Question

which element from group 17 will form an ion with the electron configuration 1s²2s²2p⁶3s²3p⁶ upon gaining one electron?
iodine (i)
chlorine (cl)
bromine (br)
fluorine (f)

in a lewis dot diagram, the formation of a sulfide ion (s²⁻) from a sulfur atom would be represented by:
sulfur with 6 dots losing 2 dots.
sulfur with 6 dots gaining 1 dot.
sulfur with 6 dots gaining 2 dots, enclosed in brackets with a 2⁻ charge.
sulfur with 8 dots losing 2 dots.

Explanation:

Step1: Analyze electron - configuration for Group 17 element

Group 17 elements have 7 valence electrons. When they gain one electron, they achieve a noble - gas electron configuration. The electron configuration $1s^{2}2s^{2}2p^{6}3s^{2}3p^{6}$ is that of argon (a noble gas). Chlorine ($Cl$) has an atomic number of 17 with electron configuration $1s^{2}2s^{2}2p^{6}3s^{2}3p^{5}$. When it gains one electron, it has the configuration $1s^{2}2s^{2}2p^{6}3s^{2}3p^{6}$. Iodine, bromine, and fluorine do not have this resulting electron - configuration upon gaining one electron.
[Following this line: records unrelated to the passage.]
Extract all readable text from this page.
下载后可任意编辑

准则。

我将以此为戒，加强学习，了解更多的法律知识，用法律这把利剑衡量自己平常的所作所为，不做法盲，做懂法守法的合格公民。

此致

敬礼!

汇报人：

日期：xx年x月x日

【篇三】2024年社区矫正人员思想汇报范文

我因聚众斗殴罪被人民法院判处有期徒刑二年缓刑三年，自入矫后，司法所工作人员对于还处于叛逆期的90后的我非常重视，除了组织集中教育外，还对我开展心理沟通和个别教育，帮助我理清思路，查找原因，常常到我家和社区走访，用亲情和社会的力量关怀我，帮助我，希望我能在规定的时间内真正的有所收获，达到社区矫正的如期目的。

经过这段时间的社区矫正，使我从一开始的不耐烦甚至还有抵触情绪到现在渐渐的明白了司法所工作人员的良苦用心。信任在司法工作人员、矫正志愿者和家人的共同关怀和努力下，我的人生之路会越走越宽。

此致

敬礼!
Step2: Analyze Lewis - dot diagram for sulfide ion formation

A sulfur atom has 6 valence electrons (represented by 6 dots in a Lewis - dot diagram). To form a sulfide ion ($S^{2 - }$), it gains 2 electrons. In the Lewis - dot diagram, this is represented as sulfur with 6 dots gaining 2 dots, and the resulting structure is enclosed in brackets with a 2 - charge to indicate the ion.

Answer:

1. B. Chlorine (Cl)
2. C. Sulfur with 6 dots gaining 2 dots, enclosed in brackets with a 2 - charge.